The Internet of Things (IoT) revolution is providing solutions for industries across the board, from manufacturing to healthcare to energy. It also just might be the means to helping municipalities clean up their acts…literally.
At the recent ITEXPO 2014 event in Las Vegas, TMC’s Rich Tehrani took a moment to sit with John Woodland, director of cloud solutions at Eurotech. The company, which is a full Internet of Things (IoT) provider that offers both hardware and software solutions, took home the award for Best Vertical Implementation at the M2M Evolution Conference Battle of the Platforms at ITEXPO.
The company’s Everyware Cloud M2M/IoT Integration Platform simplifies device and data management by connecting distributed devices over secure and reliable cloud services. Eurotech is headquartered in Amaro, Italy, and its U.S. operations are run out of Columbia, Maryland.

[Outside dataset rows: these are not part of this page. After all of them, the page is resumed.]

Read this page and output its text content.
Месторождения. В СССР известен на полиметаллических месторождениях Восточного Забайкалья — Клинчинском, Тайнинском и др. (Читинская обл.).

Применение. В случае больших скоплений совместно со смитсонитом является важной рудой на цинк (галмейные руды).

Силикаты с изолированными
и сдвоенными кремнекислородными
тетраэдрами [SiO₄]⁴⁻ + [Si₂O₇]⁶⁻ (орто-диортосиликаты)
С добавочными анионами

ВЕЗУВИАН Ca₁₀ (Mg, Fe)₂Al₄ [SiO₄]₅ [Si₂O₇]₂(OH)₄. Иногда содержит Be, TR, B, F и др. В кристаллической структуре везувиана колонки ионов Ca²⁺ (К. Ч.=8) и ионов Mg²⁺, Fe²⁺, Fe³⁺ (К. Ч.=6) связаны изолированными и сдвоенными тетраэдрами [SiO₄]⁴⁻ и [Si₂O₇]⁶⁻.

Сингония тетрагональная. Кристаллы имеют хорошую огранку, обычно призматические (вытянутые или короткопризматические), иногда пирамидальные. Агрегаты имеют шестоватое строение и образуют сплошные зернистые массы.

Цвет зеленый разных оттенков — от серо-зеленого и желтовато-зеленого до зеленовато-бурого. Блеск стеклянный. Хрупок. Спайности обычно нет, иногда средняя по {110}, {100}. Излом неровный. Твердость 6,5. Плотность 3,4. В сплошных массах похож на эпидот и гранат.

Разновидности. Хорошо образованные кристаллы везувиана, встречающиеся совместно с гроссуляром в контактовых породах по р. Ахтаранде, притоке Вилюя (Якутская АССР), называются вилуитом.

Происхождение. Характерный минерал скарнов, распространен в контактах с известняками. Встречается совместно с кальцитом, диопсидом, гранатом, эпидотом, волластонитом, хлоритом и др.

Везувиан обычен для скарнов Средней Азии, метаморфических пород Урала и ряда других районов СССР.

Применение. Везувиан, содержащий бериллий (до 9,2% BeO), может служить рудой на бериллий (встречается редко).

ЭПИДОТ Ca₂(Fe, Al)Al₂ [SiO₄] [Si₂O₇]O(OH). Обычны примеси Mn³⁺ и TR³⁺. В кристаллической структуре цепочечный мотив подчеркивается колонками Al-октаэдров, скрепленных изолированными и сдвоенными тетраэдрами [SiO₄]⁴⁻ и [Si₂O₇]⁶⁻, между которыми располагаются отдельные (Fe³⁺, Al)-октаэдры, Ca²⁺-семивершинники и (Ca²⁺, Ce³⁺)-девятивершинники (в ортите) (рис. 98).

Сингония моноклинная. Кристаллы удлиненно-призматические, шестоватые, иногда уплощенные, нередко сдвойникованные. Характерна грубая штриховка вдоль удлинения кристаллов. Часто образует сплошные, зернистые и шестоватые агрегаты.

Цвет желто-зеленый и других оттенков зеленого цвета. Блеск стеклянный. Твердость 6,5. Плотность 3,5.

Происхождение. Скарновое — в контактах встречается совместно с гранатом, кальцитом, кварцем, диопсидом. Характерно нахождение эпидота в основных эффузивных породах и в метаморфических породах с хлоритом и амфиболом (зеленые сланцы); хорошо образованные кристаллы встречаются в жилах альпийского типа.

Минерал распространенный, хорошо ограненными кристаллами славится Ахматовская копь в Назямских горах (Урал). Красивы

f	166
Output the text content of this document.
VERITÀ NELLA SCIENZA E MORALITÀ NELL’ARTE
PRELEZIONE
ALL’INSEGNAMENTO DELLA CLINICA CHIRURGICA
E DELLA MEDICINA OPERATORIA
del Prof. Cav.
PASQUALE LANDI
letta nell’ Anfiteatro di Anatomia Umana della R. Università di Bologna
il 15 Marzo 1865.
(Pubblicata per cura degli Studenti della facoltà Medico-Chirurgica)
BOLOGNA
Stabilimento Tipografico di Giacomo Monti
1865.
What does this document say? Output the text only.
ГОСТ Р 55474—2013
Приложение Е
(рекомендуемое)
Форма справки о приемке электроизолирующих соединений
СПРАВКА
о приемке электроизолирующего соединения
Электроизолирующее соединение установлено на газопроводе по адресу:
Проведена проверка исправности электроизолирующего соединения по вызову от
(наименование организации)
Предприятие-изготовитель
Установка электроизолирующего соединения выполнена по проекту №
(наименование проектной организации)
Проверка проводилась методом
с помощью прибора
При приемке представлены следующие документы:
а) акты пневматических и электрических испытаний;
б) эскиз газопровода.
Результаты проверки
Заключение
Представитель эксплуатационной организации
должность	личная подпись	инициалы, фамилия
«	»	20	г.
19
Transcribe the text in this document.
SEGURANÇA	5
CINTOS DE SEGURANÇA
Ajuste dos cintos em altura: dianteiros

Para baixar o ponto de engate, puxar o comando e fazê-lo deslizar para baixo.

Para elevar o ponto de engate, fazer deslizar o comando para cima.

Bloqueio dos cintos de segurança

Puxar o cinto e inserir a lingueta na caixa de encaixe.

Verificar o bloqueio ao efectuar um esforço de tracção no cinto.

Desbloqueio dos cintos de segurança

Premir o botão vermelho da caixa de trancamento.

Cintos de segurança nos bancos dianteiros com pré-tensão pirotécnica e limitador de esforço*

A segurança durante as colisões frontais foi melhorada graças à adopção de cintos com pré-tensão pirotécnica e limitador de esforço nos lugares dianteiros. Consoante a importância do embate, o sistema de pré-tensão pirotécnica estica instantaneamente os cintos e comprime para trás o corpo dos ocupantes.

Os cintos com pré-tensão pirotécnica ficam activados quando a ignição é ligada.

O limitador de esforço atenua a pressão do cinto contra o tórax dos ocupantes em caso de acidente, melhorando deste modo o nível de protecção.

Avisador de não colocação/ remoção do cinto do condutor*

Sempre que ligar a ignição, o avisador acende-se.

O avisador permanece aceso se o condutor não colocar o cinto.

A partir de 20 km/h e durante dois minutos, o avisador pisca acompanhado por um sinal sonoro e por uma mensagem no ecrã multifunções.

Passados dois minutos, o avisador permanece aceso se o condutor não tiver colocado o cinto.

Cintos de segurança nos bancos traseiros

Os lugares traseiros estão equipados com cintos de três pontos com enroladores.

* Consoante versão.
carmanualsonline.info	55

Woodland described to Tehrani the company’s RELIASense product, an enclosed device that “sniffs” air.
“RELIASense is a product we built using our horizontal integration platform as a service,” he said. “We took a bunch of sensors and put them into a metal housing: sensors that measure CO2, radiation, air quality, pollutants, humidity and that type of stuff, and we put a gateway cellular module in that. We created a complete environmental sensor – a weather sensor – that is pole mountable.”
The device, which costs roughly $10,000, replaces previous systems that may have cost companies in the ballpark of $400,000. Municipalities can use the device and mount them anywhere they are needed – Woodland uses buses as an example – to measure air quality all over a city. The company has also seen uptake by manufacturing facilities who want (or need) to prove how green they are. The device can also be used to measure water quality for pollutants and oxygen levels.
Woodland noted that the development of the device started more as a science project to show what Eurotech could do with low-cost sensors across its platform.
“When we got done, we found there was commercial value in this, and that cities are very interested in taking a look at this,” he said. “Now, we’ve got a complete end-to-end product built that people can just take out and hang on a pole or a bus or something and start measuring the quality of their air.”
The device gathers information and reports it over a protocol called MQTT back to Eurotech’s cloud. The company then presents the data to users in whatever format the client prefers through the application layer.
Woodland says it’s a way to remain compliant with environmental rules, but the device could also act as a strong driver to municipalities to clean up the parts of a city that require it most.